NOTE: I just typed the code above in, it’s likely riddled with errors.

As long as your hysteresis is larger than the usual noise you have in the sensor this alone should manage the flapping without needing to pay attention to the direction the temperature is moving which would greatly complicate matters. The larger the hysteresis the more change that is required before an action is taken. You might need to experiment with a value that causes the blinds to behave as you desire.

I just spent the past couple of weeks coding this for HestiaPi so it’s very fresh in my mind.
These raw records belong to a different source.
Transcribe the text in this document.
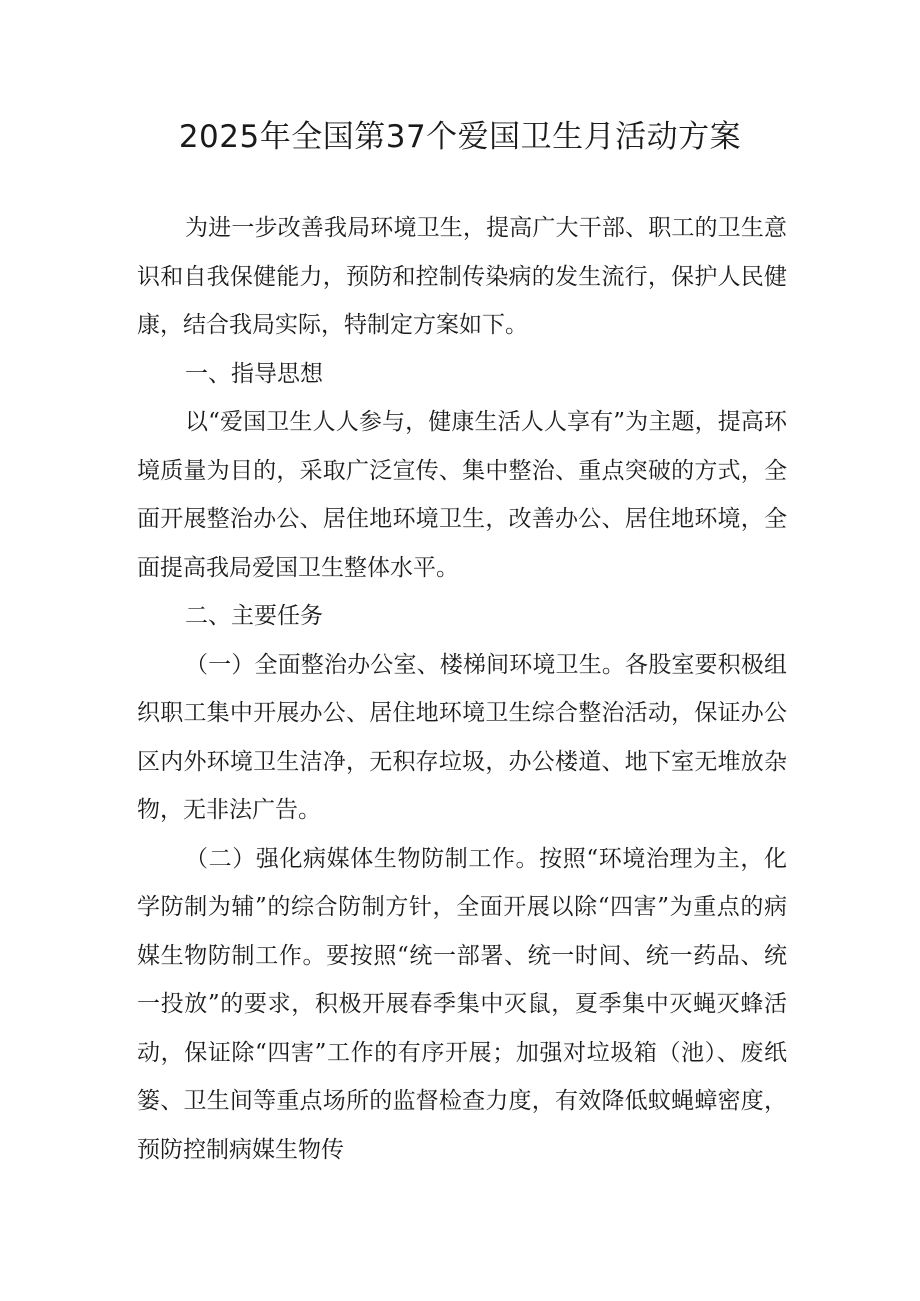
2025年全国第37个爱国卫生月活动方案

为进一步改善我局环境卫生，提高广大干部、职工的卫生意识和自我保健能力，预防和控制传染病的发生流行，保护人民健康，结合我局实际，特制定方案如下。

一、指导思想

以“爱国卫生人人参与，健康生活人人享有”为主题，提高环境质量为目的，采取广泛宣传、集中整治、重点突破的方式，全面开展整治办公、居住地环境卫生，改善办公、居住地环境，全面提高我局爱国卫生整体水平。

二、主要任务

（一）全面整治办公室、楼梯间环境卫生。各股室要积极组织职工集中开展办公、居住地环境卫生综合整治活动，保证办公区内外环境卫生洁净，无积存垃圾，办公楼道、地下室无堆放杂物，无非法广告。

（二）强化病媒体生物防制工作。按照“环境治理为主，化学防制为辅”的综合防制方针，全面开展以除“四害”为重点的病媒生物防制工作。要按照“统一部署、统一时间、统一药品、统一投放”的要求，积极开展春季集中灭鼠，夏季集中灭蝇灭蜂活动，保证除“四害”工作的有序开展；加强对垃圾箱（池）、废纸篓、卫生间等重点场所的监督检查力度，有效降低蚊蝇蟑密度，预防控制病媒生物传
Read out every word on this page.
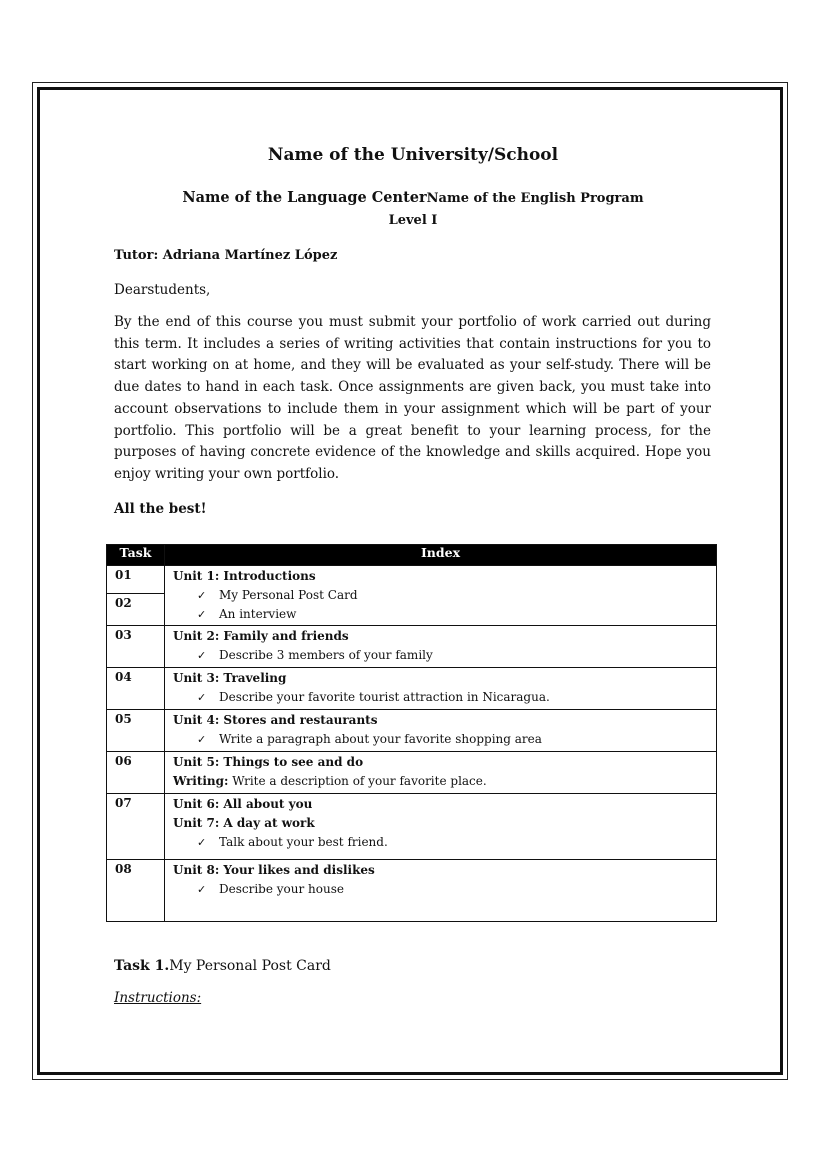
Name of the University/School
Name of the Language CenterName of the English Program
Level I
Tutor: Adriana Martínez López
Dearstudents,
By the end of this course you must submit your portfolio of work carried out during this term. It includes a series of writing activities that contain instructions for you to start working on at home, and they will be evaluated as your self-study. There will be due dates to hand in each task. Once assignments are given back, you must take into account observations to include them in your assignment which will be part of your portfolio. This portfolio will be a great benefit to your learning process, for the purposes of having concrete evidence of the knowledge and skills acquired. Hope you enjoy writing your own portfolio.
All the best!
Task	Index
01	Unit 1: Introductions
✓ My Personal Post Card
✓ An interview

02	
03	Unit 2: Family and friends
✓ Describe 3 members of your family

04	Unit 3: Traveling
✓ Describe your favorite tourist attraction in Nicaragua.

05	Unit 4: Stores and restaurants
✓ Write a paragraph about your favorite shopping area

06	Unit 5: Things to see and do
Writing: Write a description of your favorite place.

07	Unit 6: All about you
Unit 7: A day at work
✓ Talk about your best friend.

08	Unit 8: Your likes and dislikes
✓ Describe your house
Task 1.My Personal Post Card
Instructions:
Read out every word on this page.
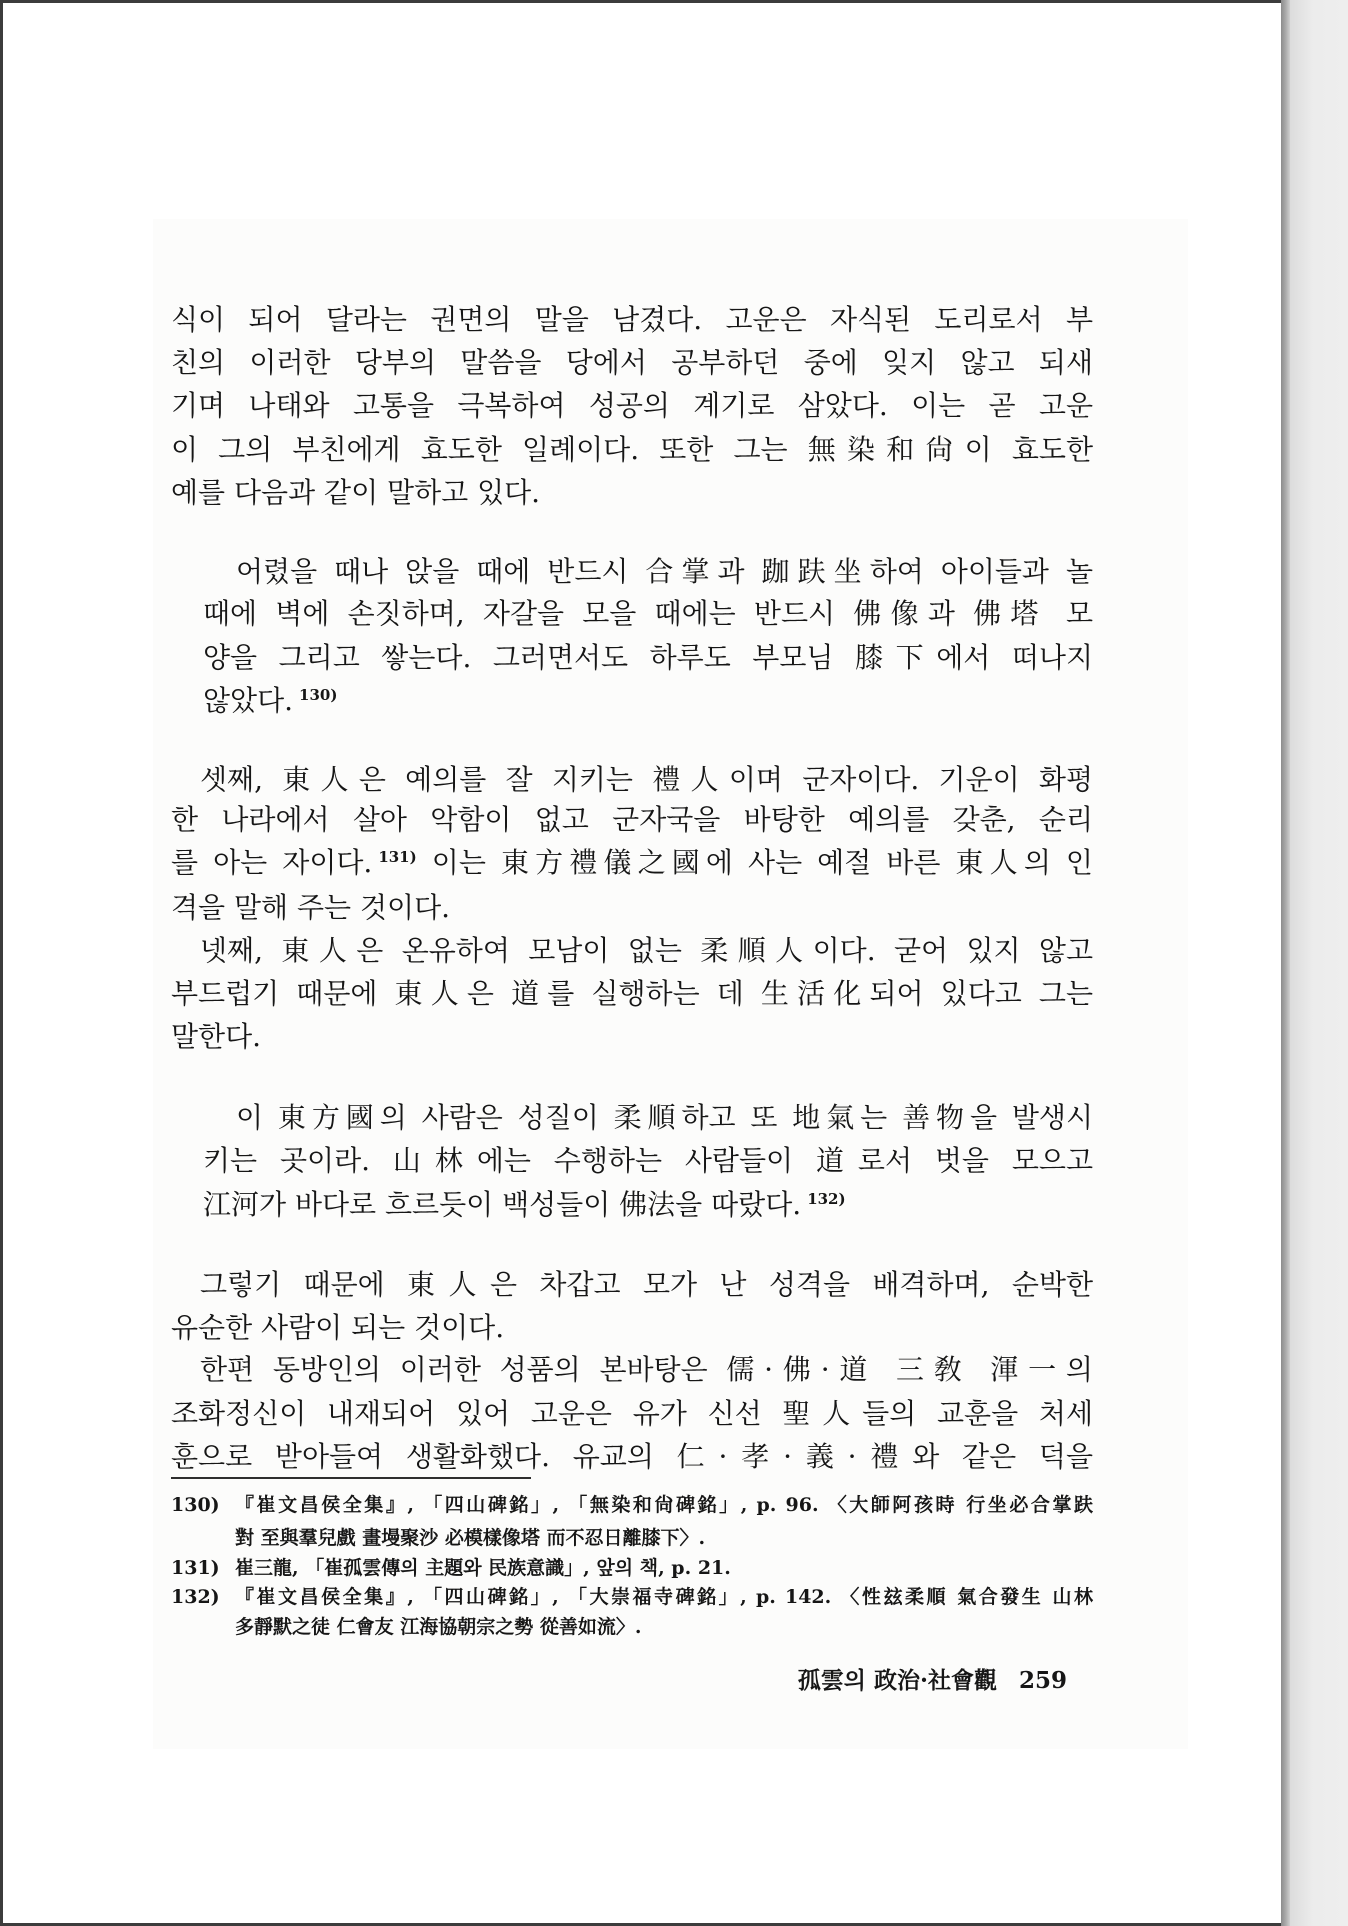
식이 되어 달라는 권면의 말을 남겼다. 고운은 자식된 도리로서 부
친의 이러한 당부의 말씀을 당에서 공부하던 중에 잊지 않고 되새
기며 나태와 고통을 극복하여 성공의 계기로 삼았다. 이는 곧 고운
이 그의 부친에게 효도한 일례이다. 또한 그는 無染和尙이 효도한
예를 다음과 같이 말하고 있다.
어렸을 때나 앉을 때에 반드시 合掌과 跏趺坐하여 아이들과 놀
때에 벽에 손짓하며, 자갈을 모을 때에는 반드시 佛像과 佛塔 모
양을 그리고 쌓는다. 그러면서도 하루도 부모님 膝下에서 떠나지
않았다. $^{130)}$
셋째, 東人은 예의를 잘 지키는 禮人이며 군자이다. 기운이 화평
한 나라에서 살아 악함이 없고 군자국을 바탕한 예의를 갖춘, 순리
를 아는 자이다. $^{131)}$ 이는 東方禮儀之國에 사는 예절 바른 東人의 인
격을 말해 주는 것이다.
넷째, 東人은 온유하여 모남이 없는 柔順人이다. 굳어 있지 않고
부드럽기 때문에 東人은 道를 실행하는 데 生活化되어 있다고 그는
말한다.
이 東方國의 사람은 성질이 柔順하고 또 地氣는 善物을 발생시
키는 곳이라. 山林에는 수행하는 사람들이 道로서 벗을 모으고
江河가 바다로 흐르듯이 백성들이 佛法을 따랐다. $^{132)}$
그렇기 때문에 東人은 차갑고 모가 난 성격을 배격하며, 순박한
유순한 사람이 되는 것이다.
한편 동방인의 이러한 성품의 본바탕은 儒·佛·道 三敎 渾一의
조화정신이 내재되어 있어 고운은 유가 신선 聖人들의 교훈을 처세
훈으로 받아들여 생활화했다. 유교의 仁·孝·義·禮와 같은 덕을
130) 『崔文昌侯全集』, 「四山碑銘」, 「無染和尙碑銘」, p. 96. 〈大師阿孩時 行坐必合掌趺
對 至與羣兒戲 畫墁聚沙 必模樣像塔 而不忍日離膝下〉.
131) 崔三龍, 「崔孤雲傳의 主題와 民族意識」, 앞의 책, p. 21.
132) 『崔文昌侯全集』, 「四山碑銘」, 「大崇福寺碑銘」, p. 142. 〈性玆柔順 氣合發生 山林
多靜默之徒 仁會友 江海協朝宗之勢 從善如流〉.
孤雲의 政治·社會觀 259
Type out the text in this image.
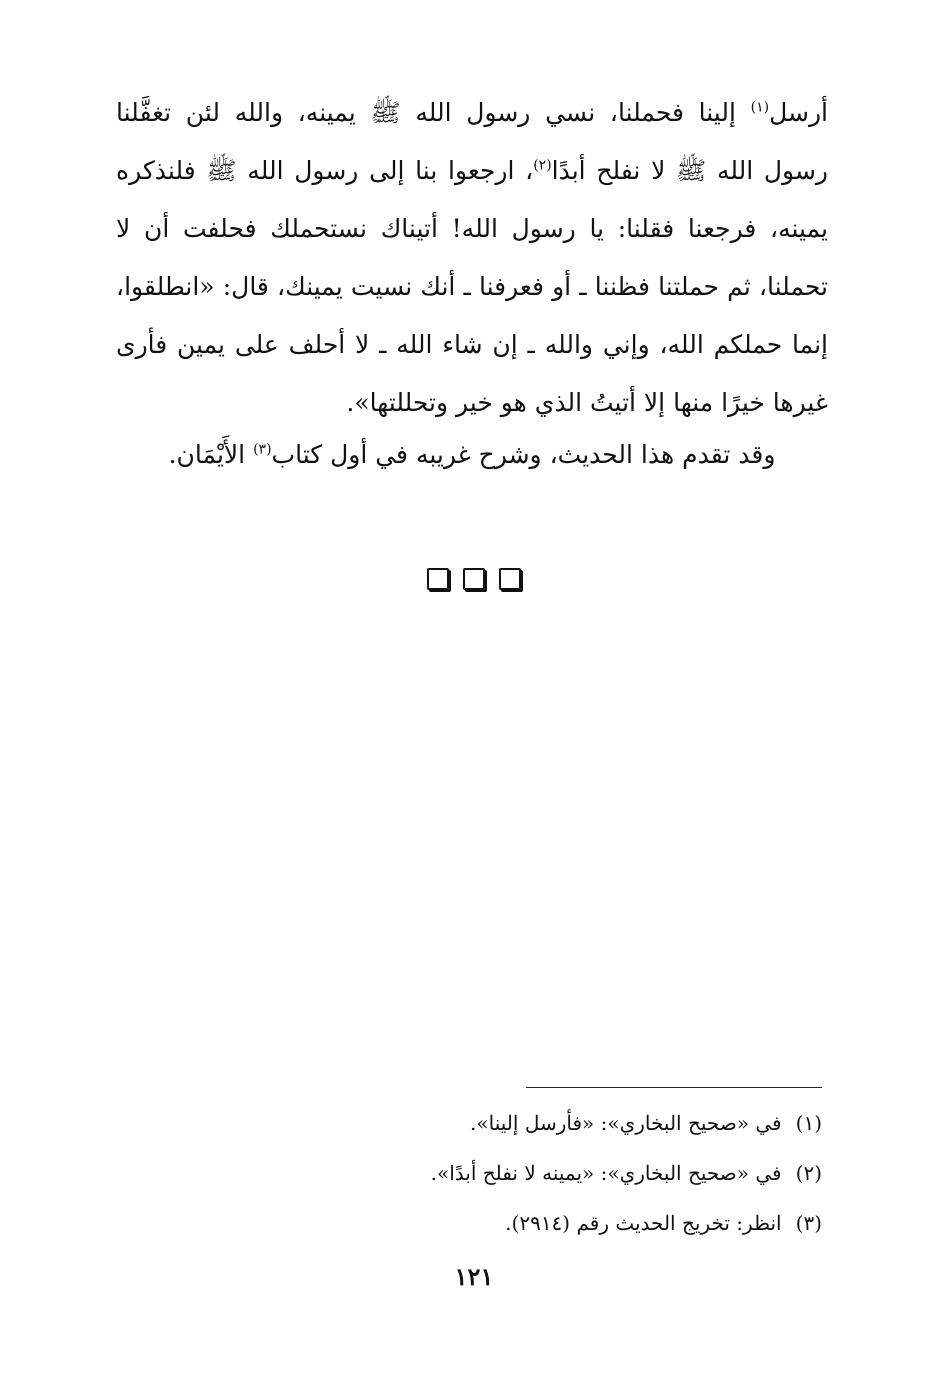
أرسل$^{(١)}$ إلينا فحملنا، نسي رسول الله ﷺ يمينه، والله لئن تغفَّلنا رسول الله ﷺ لا نفلح أبدًا$^{(٢)}$، ارجعوا بنا إلى رسول الله ﷺ فلنذكره يمينه، فرجعنا فقلنا: يا رسول الله! أتيناك نستحملك فحلفت أن لا تحملنا، ثم حملتنا فظننا ـ أو فعرفنا ـ أنك نسيت يمينك، قال: «انطلقوا، إنما حملكم الله، وإني والله ـ إن شاء الله ـ لا أحلف على يمين فأرى غيرها خيرًا منها إلا أتيتُ الذي هو خير وتحللتها».

وقد تقدم هذا الحديث، وشرح غريبه في أول كتاب$^{(٣)}$ الأَيْمَان.

(١)
في «صحيح البخاري»: «فأرسل إلينا».
(٢)
في «صحيح البخاري»: «يمينه لا نفلح أبدًا».
(٣)
انظر: تخريج الحديث رقم (٢٩١٤).
١٢١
That’s smart. You basically eliminate the hysteresis interval from the state transitions. This is easy to implement, even with multiple thresholds in a row, as:

# Current temperature
temp_now = get_current_temperature()

# Lowest temperature in the past 30 minutes (used to check for cold day regime)
temp_min_prev_30min = round(
    PersistenceExtensions.minimumSince(
        current_temperature_item, DateTime.now().minusMinutes(30)
    ).state.floatValue(),
    2,
)

if temp_min_prev_30min < TEMP_COLD:
  # do nothing (too cold - avoid breaking a frozen blind)
elif temp_now < TEMP_WARM_DAY - TEMP_HYSTERESIS:
  # Normal day regime (open / close when scheduled)
elif temp_now < TEMP_WARM_DAY + TEMP_HYSTERESIS:
  # Do nothing (temperature hysteresis)
elif temp_now < TEMP_HOT_DAY - TEMP_HYSTERESIS:
  # Warm day regime (close sun-facing blinds, other blinds are open)
elif temp_now < TEMP_HOT_DAY + TEMP_HYSTERESIS:
  # Do nothing (temperature hysteresis)
else:
  # Hot day regime (close all blinds)

Hmmm… this could simplify the business logic.